Review: Witchcraft ‘IDAG’

Swedish doom veterans, Witchcraft, return with their seventh album, IDAG. Released on Heavy Psych Sounds, it’s the sum of all those parts and more.

Highlights include the title track and opener, Idag, a heavy, Sabbathian behemoth with an eight-minute running time. Drömmen Om Död Och Förruttnelse is similarly dark and bruising, its unsettling vocal set over some riff-laden guitar grooves.

Witchcraft 'IDAG' Artwork
Witchcraft ‘IDAG’ Artwork

Ninth track, Spirit, is a personal favourite of mine. It kicks in with some ear-splitting distorted guitar before slowing right down, Magnus Pelander’s chilling lyric delivery is as melodic as it is brutal.

But it wouldn’t be a Witchcraft album without some chameleon behaviour. This has never been a band to rest on their laurels or follow what everyone else around them is doing. While their self-titled debut was fairly classic doom, Pelander, the band’s main songwriter, vocalist, guitarist and only remaining original member, has been moving Witchcraft’s sound in an increasingly progressive direction – mostly for the better.

2012’s Legend was not to my own taste personally, its modern production and contemporary rock vibes falling a little flat for me at times. But the drive to do something different is to be applauded in a scene which sometimes can sound very much stuck in a certain time and place. IDAG continues this trend.

Magnus Pelander’s chilling lyric delivery is as melodic as it is brutal…

Gläntan (Längtan) sees the album take a sharp left turn with an almost acapella vocal, before Burning Cross, the first track in English, throws some psych rock and blues into the mix with its indulgent use of wah pedal and a vocal delivery which, to me, seems pitched somewhere between Chris Cornell and Jimi Hendrix.
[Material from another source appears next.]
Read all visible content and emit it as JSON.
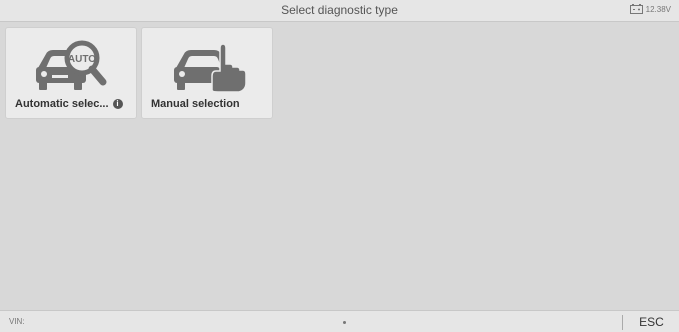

Christmas, a wholly acoustic number, has echoes of 2020’s curiously titled Black Metal album, an entirely acoustic outing by Pelander, while the outro, Om Du Vill (Slight Return) is again very minimalist with its brief wailing vocal stacked over some bluesy steel guitar.

With a name like Witchcraft, you think you know what you’re getting with this band – and you’re wrong. In fact, you have probably been wrong for the best part of twenty years as Pelander changes direction with just about every album he’s released. And that’s not a bad thing at all. ‘This album will reap souls and destroy wicked minds,’ he is quoted as saying of IDAG. Consider me a convert.